4) Students are ducklings, but not children. They can think for themselves, and they have to put significant effort into the class to get anything out of it.
This should be made as clear as possible from the beginning. Those who do not get the message...actually, this is a tough one for me. I was never clear how to treat the students who blatantly did not try to understand the class material. I wanted to shake them back and forth, as if this would impart to them that they needed to give something to get something out of the class. But I had the oddest feeling that this would have been inappropriate. Just a little.
Any thoughts on this would be most appreciated--the "lazy duckling" is something I struggled with all semester.
5) Do not allow laptops in lecture. Ever. They just distract students.
6) Traditional lecture format can be fine, but it needs to be kept short. Do not go over time every damn lecture. My professor did this a lot, and you could just see the ducklings' switch off the second the clock struck noon and they had to be at their next class.
7) The absolutely most helpful thing a TA can do for their students is act like a translator for the professor. Pare the lectures down to the bare essentials, give students a framework for the concepts learned in class. This was the goal of my recitations, and according to my ducklings it worked well.
One duckling commented that they would have appreciated it if I had typed up the frameworks presented in recitation, but I figured that this was the benefit of actually coming to recitation. If you were fine with the material, you could skip the recitation. If you were not, you got something extra out of it.
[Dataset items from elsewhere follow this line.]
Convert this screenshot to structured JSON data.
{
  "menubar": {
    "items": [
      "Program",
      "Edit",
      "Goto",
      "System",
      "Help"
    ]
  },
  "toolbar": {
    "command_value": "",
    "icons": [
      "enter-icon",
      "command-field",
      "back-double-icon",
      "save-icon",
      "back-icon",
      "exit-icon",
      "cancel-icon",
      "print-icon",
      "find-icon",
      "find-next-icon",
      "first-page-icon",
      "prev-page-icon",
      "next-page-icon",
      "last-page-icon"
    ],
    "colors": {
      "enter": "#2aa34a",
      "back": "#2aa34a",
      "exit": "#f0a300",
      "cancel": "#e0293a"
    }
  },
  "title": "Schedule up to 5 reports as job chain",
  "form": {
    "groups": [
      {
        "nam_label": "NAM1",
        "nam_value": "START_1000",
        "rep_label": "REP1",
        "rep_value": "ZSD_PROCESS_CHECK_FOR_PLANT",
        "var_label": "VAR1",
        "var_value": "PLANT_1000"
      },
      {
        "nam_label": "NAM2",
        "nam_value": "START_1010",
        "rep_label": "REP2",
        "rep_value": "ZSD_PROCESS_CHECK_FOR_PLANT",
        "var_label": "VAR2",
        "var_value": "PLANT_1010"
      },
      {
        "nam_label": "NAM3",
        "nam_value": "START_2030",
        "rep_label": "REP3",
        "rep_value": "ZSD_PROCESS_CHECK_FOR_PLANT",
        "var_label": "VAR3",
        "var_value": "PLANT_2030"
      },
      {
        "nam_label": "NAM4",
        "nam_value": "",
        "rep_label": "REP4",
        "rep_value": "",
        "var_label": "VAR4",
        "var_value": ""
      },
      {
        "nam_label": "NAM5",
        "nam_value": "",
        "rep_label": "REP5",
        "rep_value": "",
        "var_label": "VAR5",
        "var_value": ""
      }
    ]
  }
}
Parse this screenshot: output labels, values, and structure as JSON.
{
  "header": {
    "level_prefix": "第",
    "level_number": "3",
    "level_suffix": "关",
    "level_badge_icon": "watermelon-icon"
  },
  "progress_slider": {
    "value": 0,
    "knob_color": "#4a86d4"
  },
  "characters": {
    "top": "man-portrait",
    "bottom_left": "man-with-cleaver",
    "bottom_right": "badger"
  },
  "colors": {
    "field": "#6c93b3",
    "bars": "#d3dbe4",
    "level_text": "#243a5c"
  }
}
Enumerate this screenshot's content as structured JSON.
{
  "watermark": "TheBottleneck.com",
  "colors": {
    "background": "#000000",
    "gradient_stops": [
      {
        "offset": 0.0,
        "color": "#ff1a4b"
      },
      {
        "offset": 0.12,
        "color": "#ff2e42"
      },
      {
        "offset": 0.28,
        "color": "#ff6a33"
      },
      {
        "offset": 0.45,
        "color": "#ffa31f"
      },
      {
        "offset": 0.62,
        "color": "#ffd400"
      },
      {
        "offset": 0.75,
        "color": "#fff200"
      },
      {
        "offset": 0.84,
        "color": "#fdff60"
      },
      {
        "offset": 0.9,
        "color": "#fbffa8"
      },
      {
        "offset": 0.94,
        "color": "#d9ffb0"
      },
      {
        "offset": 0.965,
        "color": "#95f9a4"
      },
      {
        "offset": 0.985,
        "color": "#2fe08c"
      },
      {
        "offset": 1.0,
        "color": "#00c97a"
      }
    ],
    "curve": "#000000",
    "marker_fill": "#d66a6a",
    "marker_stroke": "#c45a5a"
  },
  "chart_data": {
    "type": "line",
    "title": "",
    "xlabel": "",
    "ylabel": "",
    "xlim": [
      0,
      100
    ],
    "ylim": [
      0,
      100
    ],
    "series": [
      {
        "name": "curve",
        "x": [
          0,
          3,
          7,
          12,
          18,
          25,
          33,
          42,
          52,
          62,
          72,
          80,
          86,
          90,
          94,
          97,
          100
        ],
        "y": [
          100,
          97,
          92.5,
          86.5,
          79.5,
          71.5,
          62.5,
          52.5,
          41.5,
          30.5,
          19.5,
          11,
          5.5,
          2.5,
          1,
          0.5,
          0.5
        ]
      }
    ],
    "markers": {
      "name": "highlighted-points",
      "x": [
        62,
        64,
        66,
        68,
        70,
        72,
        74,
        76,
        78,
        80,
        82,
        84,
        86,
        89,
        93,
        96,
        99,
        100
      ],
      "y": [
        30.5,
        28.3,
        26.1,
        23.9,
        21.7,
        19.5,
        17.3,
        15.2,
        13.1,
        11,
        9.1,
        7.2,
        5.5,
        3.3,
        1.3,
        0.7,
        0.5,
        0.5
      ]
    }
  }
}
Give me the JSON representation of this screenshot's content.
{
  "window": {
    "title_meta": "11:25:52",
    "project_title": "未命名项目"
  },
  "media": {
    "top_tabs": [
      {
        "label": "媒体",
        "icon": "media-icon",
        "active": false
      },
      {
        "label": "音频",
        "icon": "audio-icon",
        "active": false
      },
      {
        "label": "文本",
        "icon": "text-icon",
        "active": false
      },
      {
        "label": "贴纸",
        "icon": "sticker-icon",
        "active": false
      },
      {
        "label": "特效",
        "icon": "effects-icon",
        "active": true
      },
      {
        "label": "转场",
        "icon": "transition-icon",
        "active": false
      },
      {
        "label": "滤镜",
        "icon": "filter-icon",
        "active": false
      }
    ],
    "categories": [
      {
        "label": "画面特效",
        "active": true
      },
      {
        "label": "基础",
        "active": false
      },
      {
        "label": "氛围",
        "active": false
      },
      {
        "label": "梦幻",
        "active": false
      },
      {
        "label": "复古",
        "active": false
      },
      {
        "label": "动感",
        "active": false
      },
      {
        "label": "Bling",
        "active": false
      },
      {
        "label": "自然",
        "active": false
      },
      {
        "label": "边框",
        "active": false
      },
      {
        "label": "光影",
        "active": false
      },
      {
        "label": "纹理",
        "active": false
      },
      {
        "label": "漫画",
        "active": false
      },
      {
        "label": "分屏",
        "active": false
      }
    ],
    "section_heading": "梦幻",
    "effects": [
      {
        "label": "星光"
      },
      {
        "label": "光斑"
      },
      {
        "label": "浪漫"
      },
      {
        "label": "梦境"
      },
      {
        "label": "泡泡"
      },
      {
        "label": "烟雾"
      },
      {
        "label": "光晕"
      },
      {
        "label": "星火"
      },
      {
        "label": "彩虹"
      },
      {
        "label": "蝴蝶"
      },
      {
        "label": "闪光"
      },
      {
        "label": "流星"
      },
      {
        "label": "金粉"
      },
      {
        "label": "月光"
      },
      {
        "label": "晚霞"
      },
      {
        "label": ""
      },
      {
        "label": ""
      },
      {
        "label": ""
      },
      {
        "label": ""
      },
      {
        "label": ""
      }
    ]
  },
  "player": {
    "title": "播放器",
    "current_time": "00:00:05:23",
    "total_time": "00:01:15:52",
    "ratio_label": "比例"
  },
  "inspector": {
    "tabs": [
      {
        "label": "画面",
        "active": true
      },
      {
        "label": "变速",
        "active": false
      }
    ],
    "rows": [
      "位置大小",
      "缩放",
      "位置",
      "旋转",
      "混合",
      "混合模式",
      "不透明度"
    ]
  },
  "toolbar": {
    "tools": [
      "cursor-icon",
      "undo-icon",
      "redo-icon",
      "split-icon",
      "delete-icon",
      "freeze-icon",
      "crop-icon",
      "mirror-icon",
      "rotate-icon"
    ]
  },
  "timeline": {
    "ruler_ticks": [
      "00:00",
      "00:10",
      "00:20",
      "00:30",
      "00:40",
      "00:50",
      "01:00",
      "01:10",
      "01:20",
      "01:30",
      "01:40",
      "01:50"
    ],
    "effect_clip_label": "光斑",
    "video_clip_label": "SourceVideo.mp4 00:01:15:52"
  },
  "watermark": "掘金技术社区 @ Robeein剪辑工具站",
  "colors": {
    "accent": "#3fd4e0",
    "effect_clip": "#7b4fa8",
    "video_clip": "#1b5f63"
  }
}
And that is it. The entire semester, boiled down into seven key lessons. No psycho-analysis here, no suggestions on the best teaching style. Just an idea of what a TA should be doing. My personal teaching style, mind you, is something I have never carefully examined (no one has ever filmed me giving a recitation, for instance). I should probably do that sometime soon. But the general approach, I think, is to be genial and friendly with the students during class. Speak loudly and clearly, have your talk organized, toss in a couple of jokes to wake people up, do not be afraid to cold-call, and write legibly on the board.
I will miss my ducklings. They were all wonderfully intelligent and hard-working (well, for the most part ^^). I am glad I got the chance to teach them this semester, and I hope they got something from it.